It’s play-off time for your job search – what do you have to lose?
Here comes another basketball metaphor about your job search.
A few nights ago, my Varsity HS Girls Basketball Team played in the first round of the State Playoffs. In our section we were ranked 6th out of 32 teams. We played a team ranked 24 and almost lost.
Why? It should have been an easy win – a no-brainer.
At playoff time, teams change – they go from being conservative, playing careful, doing the same old thing, and usually playing within their capability. At playoff time, lower ranked teams hike it up to whole other level. They play with complete abandon – and give it a 110%.
What do the lower ranked teams have to lose? If they don’t win, their season ends right now. And if they can pull off one more win – they get to come back and play another game. Many upsets occur, because lower ranked teams fight as hard as they ever fought, they do everything they can to influence the outcome, and they leave nothing on the table.
If you asked the team last night that lost to us in the last 5 minutes of the game if they had any regrets – if any of the players felt they had not played as hard as they could – and the answer would be an overwhelming “I gave it everything I could”.
When asked that question, our higher ranked girls would have said there was a lot they could have done and they were disappointed in their performance since they didn’t “work hard enough”. They were coasting on their high ranking, thinking their past track record could speak for itself.
Are you guilty of this dysfunctional thinking in your job search?

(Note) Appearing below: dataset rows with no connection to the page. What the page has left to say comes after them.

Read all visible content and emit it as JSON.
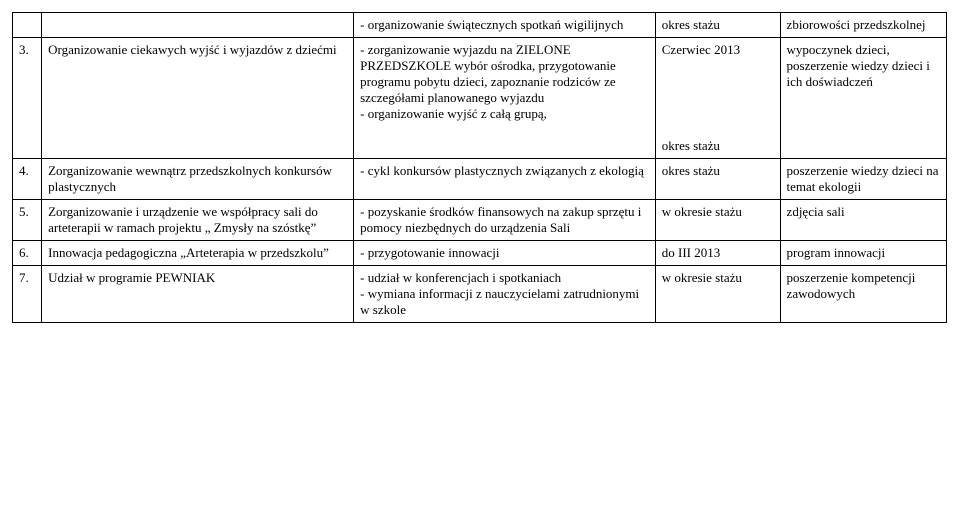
{
  "rows": [
    {
      "num": "",
      "task": "",
      "activity": "- organizowanie świątecznych spotkań wigilijnych",
      "term": "okres stażu",
      "outcome": "zbiorowości przedszkolnej"
    },
    {
      "num": "3.",
      "task": "Organizowanie ciekawych wyjść i wyjazdów z dziećmi",
      "activity": "- zorganizowanie wyjazdu na ZIELONE PRZEDSZKOLE wybór ośrodka, przygotowanie programu pobytu dzieci, zapoznanie rodziców ze szczegółami planowanego wyjazdu\n- organizowanie wyjść z całą grupą,",
      "term": "Czerwiec 2013\n\n\n\n\n\nokres stażu",
      "outcome": "wypoczynek dzieci, poszerzenie wiedzy dzieci i ich doświadczeń"
    },
    {
      "num": "4.",
      "task": "Zorganizowanie wewnątrz przedszkolnych konkursów plastycznych",
      "activity": "- cykl konkursów plastycznych związanych z ekologią",
      "term": "okres stażu",
      "outcome": "poszerzenie wiedzy dzieci na temat ekologii"
    },
    {
      "num": "5.",
      "task": "Zorganizowanie i urządzenie we współpracy sali do arteterapii w ramach projektu „ Zmysły na szóstkę”",
      "activity": "- pozyskanie środków finansowych na zakup sprzętu i pomocy niezbędnych do urządzenia Sali",
      "term": "w okresie stażu",
      "outcome": "zdjęcia sali"
    },
    {
      "num": "6.",
      "task": "Innowacja pedagogiczna „Arteterapia w przedszkolu”",
      "activity": "- przygotowanie innowacji",
      "term": "do III 2013",
      "outcome": "program innowacji"
    },
    {
      "num": "7.",
      "task": "Udział w programie PEWNIAK",
      "activity": "- udział w konferencjach i spotkaniach\n- wymiana informacji z nauczycielami zatrudnionymi w szkole",
      "term": "w okresie stażu",
      "outcome": "poszerzenie kompetencji zawodowych"
    }
  ]
}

If you ask most candidates that question about their job search, I would predict that most candidates would have significant regrets about their commitment, energy, and intensity regarding their job search.
Most candidates are not willing to “go beyond the call of duty” in their job search.
Most candidates could not claim that they have “outworked their peers” in their job search.
Most candidates are just doing the same thing over and over (Benjamin Franklin’s Definition of Insanity).
No wonder the typical executive/senior management job search is now significantly over 6 months. Here are some questions to ponder about your job search:
- What are you doing in your job search that your peers are unwilling to do?
- What are doing this week that represents a high level of energy, commitment, and intensity in your job search than last week?
- How would you quantify the effort and intensity of your job search?
- Shouldn’t you be treating your job search like it’s play-off time and it’s the last 5 minutes of what could be the last game of the season or your entire career?
- Are you going beyond the call of duty in your job search?
What could you be doing differently that would represent a higher level of commitment, energy, and intensity?
- Have you assessed your LinkedIn Profile and are making the necessary changes and investment of time to get noticed by recruiters and hiring managers?
- Are you writing custom cover letters for every appropriate job you apply for?
- Are you publishing a blog on your functional expertise?
- Have you joined two local networking groups and possibly a trade/functional group? Are you taking on a leadership role in these groups?
- How hard are you working your network using classic networking principles of being a connector, giving back, staying in touch through nurturing? Have your taught yourself how to be a master of networking?
- Have you continually refined your resume and turned it into a marketing document instead of a factual presentation of your history?
- How many blogs do you read, how many job search E-books have you downloaded, how many comments have you posted in Job Search LinkedIn Q&A sections.
This is just a small list of the hundreds of things you could be doing in your job search to reduce the time it takes to find a great opportunity. Most of your peers are unwilling to invest the time to do these job search best practices. Are you willing be to do what it takes to win – to go beyond what most of your peers do in their job search – or would you rather coast in the middle of the pack?
What’s holding you back from pouring everything you’ve got into your job search?